亜炭坑跡地の危険性を認識していた組合理事長

 平成6年度第3回通常総代会議事録(平成7年3月25日)には、当時14億円とされた「亜炭坑充填費」について、牧進理事長の次のような発言が記録されている。

「亜炭鉱の対応については、充てんを考えていますが、昨年ボーリング調査、現地の聞き込み調整も行い、その結果により充てん費用を4億円増額しました。いずれにしても換地・保留地ともしっかりした地盤を作ります」

 更に充填工事の方法について総代の一人から質問されたのに対して、牧進理事長はこう明言している。

「この近辺の折戸東部の組合で行った方法ですが、キラと言われる製陶の際に出ます廃棄物と、コンクリートをまぜて亜炭鉱跡に注入してゆきます」

 当初の亜炭坑充填予算10億円を14億円に増額した背景には、ボーリング調査を含む実地調査で判明した亜炭坑跡地の存在があったということなのだ。これらのやりとりは、当時の牧進理事長をはじめとする組合の幹部たちが亜炭坑の危険性をハッキリと認識していたことを如実に示すものである。

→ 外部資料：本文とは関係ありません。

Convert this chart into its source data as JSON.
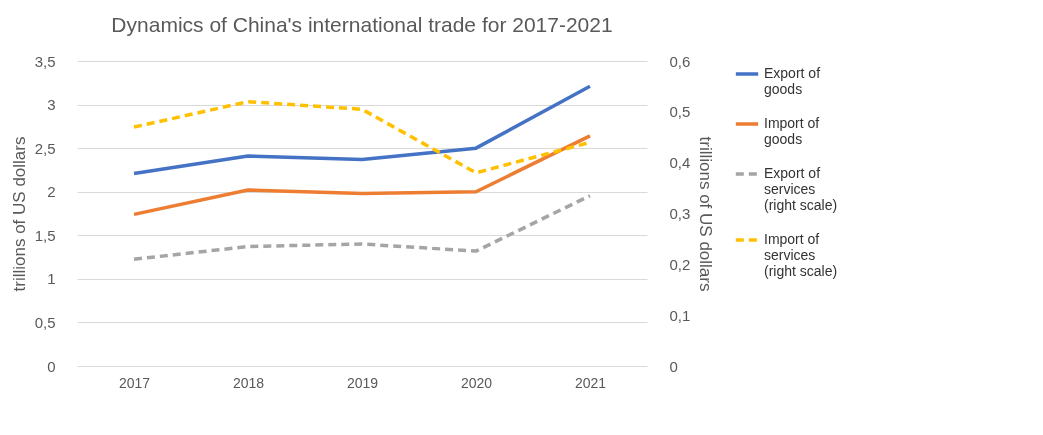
{
  "chart_data": {
    "type": "line",
    "title": "Dynamics of China's international trade for 2017-2021",
    "ylabel": "trillions of US dollars",
    "y2label": "trillions of US dollars",
    "categories": [
      "2017",
      "2018",
      "2019",
      "2020",
      "2021"
    ],
    "series": [
      {
        "name": "Export of goods",
        "color": "#4472c4",
        "line_style": "solid",
        "values": [
          2.21,
          2.41,
          2.37,
          2.5,
          3.21
        ]
      },
      {
        "name": "Import of goods",
        "color": "#ed7d31",
        "line_style": "solid",
        "values": [
          1.74,
          2.02,
          1.98,
          2.0,
          2.64
        ]
      },
      {
        "name": "Export of services (right scale)",
        "color": "#a5a5a5",
        "line_style": "dashed",
        "axis": "y2",
        "values": [
          0.21,
          0.235,
          0.24,
          0.226,
          0.335
        ]
      },
      {
        "name": "Import of services (right scale)",
        "color": "#ffc000",
        "line_style": "dashed",
        "axis": "y2",
        "values": [
          0.47,
          0.52,
          0.505,
          0.38,
          0.44
        ]
      }
    ],
    "ylim": [
      0,
      3.5
    ],
    "yticks": [
      0,
      {
        "value": 0.5,
        "label": "0,5"
      },
      1,
      {
        "value": 1.5,
        "label": "1,5"
      },
      2,
      {
        "value": 2.5,
        "label": "2,5"
      },
      3,
      {
        "value": 3.5,
        "label": "3,5"
      }
    ],
    "y2lim": [
      0,
      0.6
    ],
    "y2ticks": [
      0,
      {
        "value": 0.1,
        "label": "0,1"
      },
      {
        "value": 0.2,
        "label": "0,2"
      },
      {
        "value": 0.3,
        "label": "0,3"
      },
      {
        "value": 0.4,
        "label": "0,4"
      },
      {
        "value": 0.5,
        "label": "0,5"
      },
      {
        "value": 0.6,
        "label": "0,6"
      }
    ],
    "grid": "y",
    "legend": "right"
  }
}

 これを更に裏付けるのが、平成8年1月16日に東京の虎ノ門パストラルで開催された建設省と区画整理事業組合、愛知県、日進市、玉野総合コンサルタントが出席しての第1回打合せ・協議の記録簿である。ここでは、「事業費の附帯工事14億円は何か」との国側の問いに対して、計画実施側が「亜炭古洞の充てん工事費である。工法は、セメントミルクの注入等を予定している」と明確に答えていることが記録されている。
 
  資料に示されたこれら一連の事実は、この間、日進公共事業監視会議や西尾克彦議員の追及に対して、亜炭坑跡地の存在の危険性をひたすら隠し続けてきた区画整理事業組合とこれに追随してきた日進市役所の欺瞞ぶりをあらわにしたといえる。既に工事費を「10億円から14億円に増額」させる決定を一時はさせたほどのボーリング調査を含む実地調査の結果があったことが明らかであるので、日進市は直ちにこれを再検討して組合を指導すると共に、当時の調査資料を市民に公表するべきである。

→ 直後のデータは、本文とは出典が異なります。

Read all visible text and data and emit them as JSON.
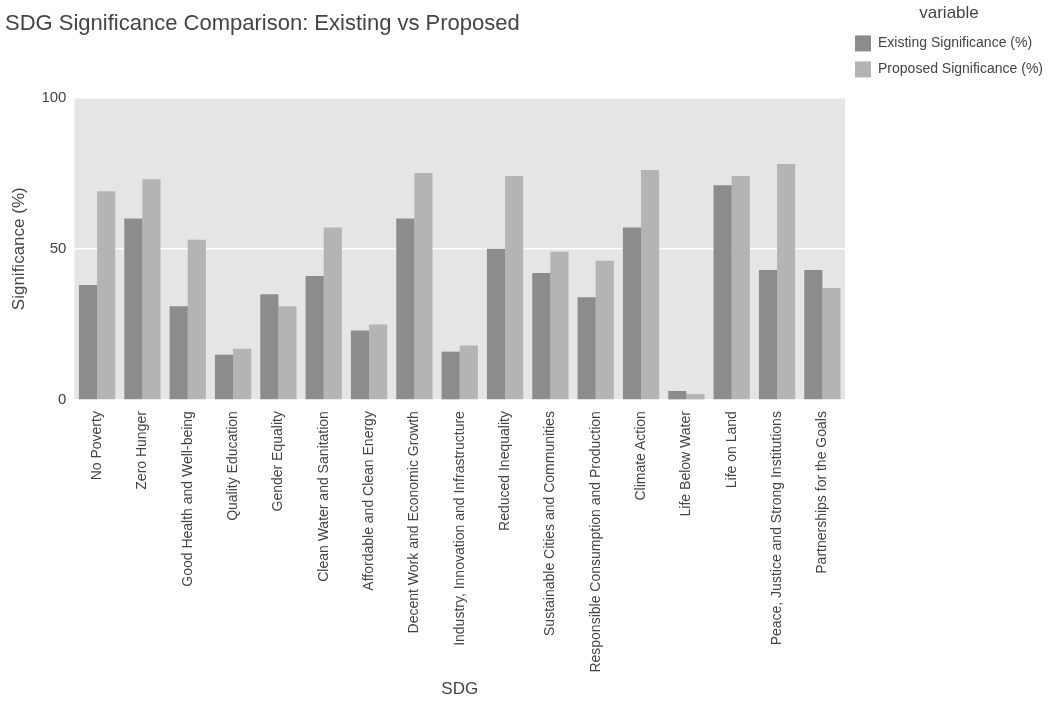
{
  "chart_data": {
    "type": "bar",
    "title": "SDG Significance Comparison: Existing vs Proposed",
    "xlabel": "SDG",
    "ylabel": "Significance (%)",
    "legend_title": "variable",
    "categories": [
      "No Poverty",
      "Zero Hunger",
      "Good Health and Well-being",
      "Quality Education",
      "Gender Equality",
      "Clean Water and Sanitation",
      "Affordable and Clean Energy",
      "Decent Work and Economic Growth",
      "Industry, Innovation and Infrastructure",
      "Reduced Inequality",
      "Sustainable Cities and Communities",
      "Responsible Consumption and Production",
      "Climate Action",
      "Life Below Water",
      "Life on Land",
      "Peace, Justice and Strong Institutions",
      "Partnerships for the Goals"
    ],
    "series": [
      {
        "name": "Existing Significance (%)",
        "color": "#8c8c8c",
        "values": [
          38,
          60,
          31,
          15,
          35,
          41,
          23,
          60,
          16,
          50,
          42,
          34,
          57,
          3,
          71,
          43,
          43
        ]
      },
      {
        "name": "Proposed Significance (%)",
        "color": "#b4b4b4",
        "values": [
          69,
          73,
          53,
          17,
          31,
          57,
          25,
          75,
          18,
          74,
          49,
          46,
          76,
          2,
          74,
          78,
          37
        ]
      }
    ],
    "ylim": [
      0,
      100
    ],
    "yticks": [
      0,
      50,
      100
    ],
    "grid": "y",
    "legend": "right"
  }
}
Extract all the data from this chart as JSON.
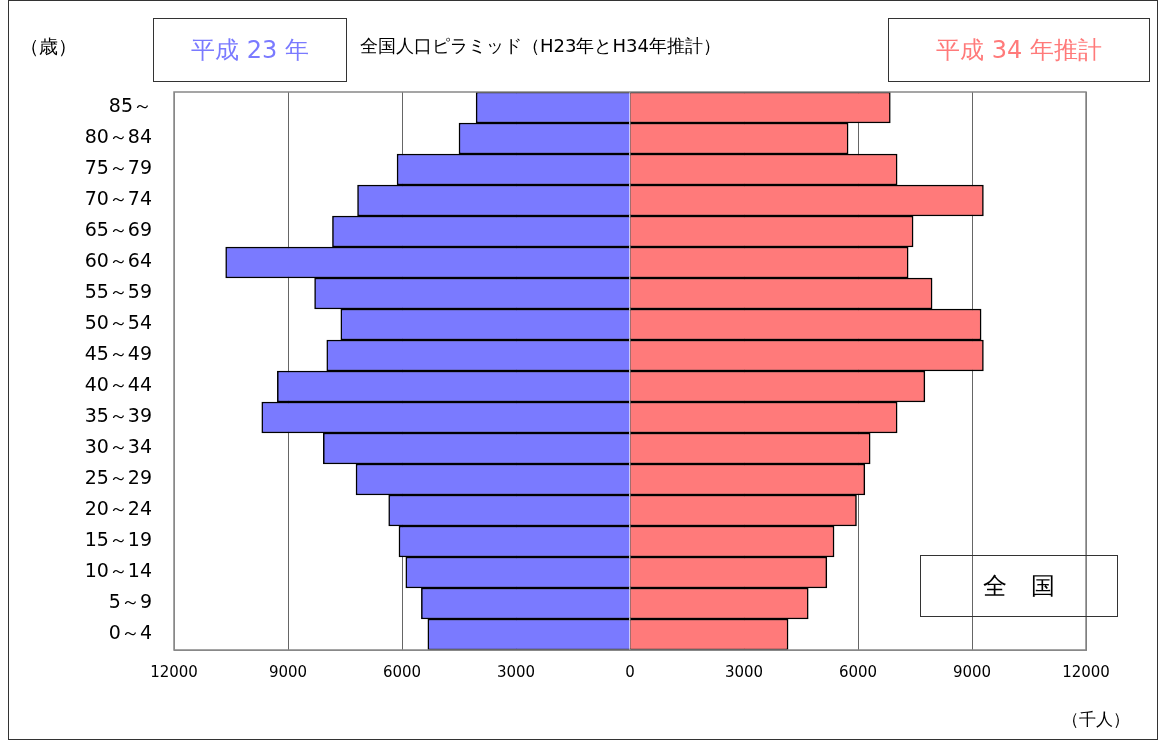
{
  "chart_data": {
    "type": "bar",
    "orientation": "horizontal",
    "title": "全国人口ピラミッド（H23年とH34年推計）",
    "ylabel": "（歳）",
    "xlabel": "（千人）",
    "annotations": [
      "全　国"
    ],
    "categories": [
      "85～",
      "80～84",
      "75～79",
      "70～74",
      "65～69",
      "60～64",
      "55～59",
      "50～54",
      "45～49",
      "40～44",
      "35～39",
      "30～34",
      "25～29",
      "20～24",
      "15～19",
      "10～14",
      "5～9",
      "0～4"
    ],
    "series": [
      {
        "name": "平成 23 年",
        "color": "#7a7aff",
        "values": [
          -4050,
          -4500,
          -6130,
          -7170,
          -7830,
          -10640,
          -8300,
          -7610,
          -7980,
          -9280,
          -9690,
          -8070,
          -7210,
          -6350,
          -6080,
          -5900,
          -5490,
          -5320
        ]
      },
      {
        "name": "平成 34 年推計",
        "color": "#ff7a7a",
        "values": [
          6850,
          5740,
          7030,
          9300,
          7450,
          7320,
          7950,
          9240,
          9300,
          7760,
          7030,
          6320,
          6180,
          5960,
          5370,
          5180,
          4690,
          4160
        ]
      }
    ],
    "xlim": [
      -12000,
      12000
    ],
    "xticks": [
      {
        "value": -12000,
        "label": "12000"
      },
      {
        "value": -9000,
        "label": "9000"
      },
      {
        "value": -6000,
        "label": "6000"
      },
      {
        "value": -3000,
        "label": "3000"
      },
      0,
      3000,
      6000,
      9000,
      12000
    ],
    "grid": "x",
    "legend": false,
    "stacked": true
  }
}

「なるべく支出をおさえて、事業費をやすくすませる」ために充填費を減額?

 では、「工事費の増額が必要」との認識がなぜ全く逆の方向に転換させられ、「対策費」に名を変えた予算が14億円から2億円へ、更に5000万円へと“暴落”させられたのか。「充填費の14億円への増額」がされたわずか2〜3年後の平成10年度第1回臨時総代会議事録(平成10年6月27日)には、総代と牧進理事長の間で次のようなやりとりが見られる。

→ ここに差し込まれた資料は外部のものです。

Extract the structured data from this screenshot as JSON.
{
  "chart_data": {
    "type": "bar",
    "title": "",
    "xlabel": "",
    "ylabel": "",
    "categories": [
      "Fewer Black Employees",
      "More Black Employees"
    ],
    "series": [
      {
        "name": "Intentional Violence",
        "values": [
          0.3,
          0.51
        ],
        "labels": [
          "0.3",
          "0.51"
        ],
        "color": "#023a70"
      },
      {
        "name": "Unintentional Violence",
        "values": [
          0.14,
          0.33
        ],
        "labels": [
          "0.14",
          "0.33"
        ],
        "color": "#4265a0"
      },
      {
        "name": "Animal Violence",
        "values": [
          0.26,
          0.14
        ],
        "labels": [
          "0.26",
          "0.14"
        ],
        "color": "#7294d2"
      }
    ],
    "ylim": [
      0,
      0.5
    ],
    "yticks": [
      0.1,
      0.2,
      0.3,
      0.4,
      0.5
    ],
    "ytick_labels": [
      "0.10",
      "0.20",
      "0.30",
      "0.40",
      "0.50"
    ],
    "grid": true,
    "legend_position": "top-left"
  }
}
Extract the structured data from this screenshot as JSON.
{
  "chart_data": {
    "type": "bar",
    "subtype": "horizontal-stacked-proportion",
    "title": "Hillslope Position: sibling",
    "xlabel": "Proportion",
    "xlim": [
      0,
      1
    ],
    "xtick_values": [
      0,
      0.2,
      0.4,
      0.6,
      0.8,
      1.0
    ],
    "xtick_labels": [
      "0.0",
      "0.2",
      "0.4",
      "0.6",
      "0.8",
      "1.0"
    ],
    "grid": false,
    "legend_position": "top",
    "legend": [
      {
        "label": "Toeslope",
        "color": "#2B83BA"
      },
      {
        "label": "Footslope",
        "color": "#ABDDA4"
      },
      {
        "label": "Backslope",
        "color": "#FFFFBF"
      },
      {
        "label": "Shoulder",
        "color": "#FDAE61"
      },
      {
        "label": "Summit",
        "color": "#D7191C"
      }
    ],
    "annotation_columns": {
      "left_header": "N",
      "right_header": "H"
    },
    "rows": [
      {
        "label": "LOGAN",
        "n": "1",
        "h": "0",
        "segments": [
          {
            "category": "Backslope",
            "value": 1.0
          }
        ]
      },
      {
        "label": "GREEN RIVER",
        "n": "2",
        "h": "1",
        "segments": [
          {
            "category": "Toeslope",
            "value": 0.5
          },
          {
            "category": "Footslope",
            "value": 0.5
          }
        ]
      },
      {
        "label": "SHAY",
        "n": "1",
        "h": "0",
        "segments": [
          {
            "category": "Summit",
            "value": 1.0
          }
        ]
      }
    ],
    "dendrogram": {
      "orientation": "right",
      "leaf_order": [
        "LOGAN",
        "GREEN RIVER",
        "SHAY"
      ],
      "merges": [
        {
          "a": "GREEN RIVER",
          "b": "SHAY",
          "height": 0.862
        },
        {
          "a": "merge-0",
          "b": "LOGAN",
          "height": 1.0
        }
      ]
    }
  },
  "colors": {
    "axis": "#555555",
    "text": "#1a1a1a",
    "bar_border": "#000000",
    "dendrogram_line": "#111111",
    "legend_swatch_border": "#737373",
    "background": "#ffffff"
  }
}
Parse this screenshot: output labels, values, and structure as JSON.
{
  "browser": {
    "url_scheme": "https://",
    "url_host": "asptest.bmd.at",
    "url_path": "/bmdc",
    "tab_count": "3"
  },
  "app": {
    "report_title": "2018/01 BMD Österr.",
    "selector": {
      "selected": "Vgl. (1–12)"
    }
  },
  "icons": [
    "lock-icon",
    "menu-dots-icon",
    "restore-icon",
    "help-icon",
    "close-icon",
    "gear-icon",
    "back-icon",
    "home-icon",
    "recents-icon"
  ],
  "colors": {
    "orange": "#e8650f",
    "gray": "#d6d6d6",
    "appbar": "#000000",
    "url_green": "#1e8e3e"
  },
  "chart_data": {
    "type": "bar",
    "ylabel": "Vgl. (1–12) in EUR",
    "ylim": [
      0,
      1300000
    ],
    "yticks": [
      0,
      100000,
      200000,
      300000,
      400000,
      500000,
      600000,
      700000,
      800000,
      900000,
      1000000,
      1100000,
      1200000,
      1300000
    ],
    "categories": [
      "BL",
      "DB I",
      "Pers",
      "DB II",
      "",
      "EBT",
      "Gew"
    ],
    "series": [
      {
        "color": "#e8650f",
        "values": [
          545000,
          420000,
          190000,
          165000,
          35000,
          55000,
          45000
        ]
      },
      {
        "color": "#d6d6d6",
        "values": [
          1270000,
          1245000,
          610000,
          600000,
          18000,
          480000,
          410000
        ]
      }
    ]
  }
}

総代「保留地処分金についてお伺いしたいのですが、現在の経済情勢をみてみますと、周辺の土地売買価格は、以前の半分ちかくになっているのが現状で、今回の変更ではuあたり170,000円に変更されておりますが、この金額による収入で事業全体の施工は大丈夫ですか。(後略)」

理事長「保留地処分単価については、今回の変更でuあたり170,000円に変更しておりますが、実際の処分については、現状でこの単価が最高の水準であると考えており、将来の地価の動向がはっきりとしませんが、非常に厳しい現状であることは認識しております。支出についても、工事事業、調査設計等の実施についても十分に検討し、なるべく支出をおさえて、事業費をやすくすませるよう、今後も努力していき、事業費が足らなくならないよう努めてまいります」

 「なるべく支出をおさえて、事業費をやすくすませる」…そうしなければ、土地価格下落で不振な見通しとなった保留地の宅地販売による事業費確保すら難しくなるというジレンマに区画整理事業組合は陥ってしまったということだ。これは理事長のみならず、他の総代からも理事長発言を受けて「事業の終りになって事業費が足りないというような状況になってはこまるので、工事費、調査設計費等の支出をなるべくおさえ、この事業が円滑に進むように努力していただきたいです」との発言が出ていることからも、組合幹部全体の認識であったことが確認できる。

区画整理事業組合と日進市役所、玉野総合コンサルタントの責任は重大

 しかし、待ってもらいたい。こんな認識の下で、14億円も予算計上されていた安全のための対策費用が2億円、さらには5000万円へと減額されてよいはずはない。

 「支出をおさえなければ、事業費がまかなえない」のは、計画をした者の責任であって、安全面で“安普請”をした宅地を購入させられる住民であるはずがないではないか!

  要するに、亜炭坑跡地や産廃ゴミ埋設の存在(最終処分場も2ヵ所あったことが県の資料で確認できる)で安全な宅地を造成するのに多大な費用がかかるプランであるのに、一時の“右肩上がりの地価高騰”にまどわされ、200億円以上という巨額な事業費も保留地を高額で販売することでまかなえるという甘い認識で突っ走った…日進竹の山南部特定土地区画整理事業は、プランの推進者たる愛知県や日進市、その意を呈した“県職員天下りの巣窟”でもある玉野総合コンサルタントなどの見通しの誤りで、広大な欠陥・危険宅地を生み出してしまったのである。

 行政と事業組合の責任は重大である。今後、市議会や住民運動での真相究明と事態打開への追及活動が期待されるが、小紙としても引き続き全力でこの問題の報道に取り組んでいきたい。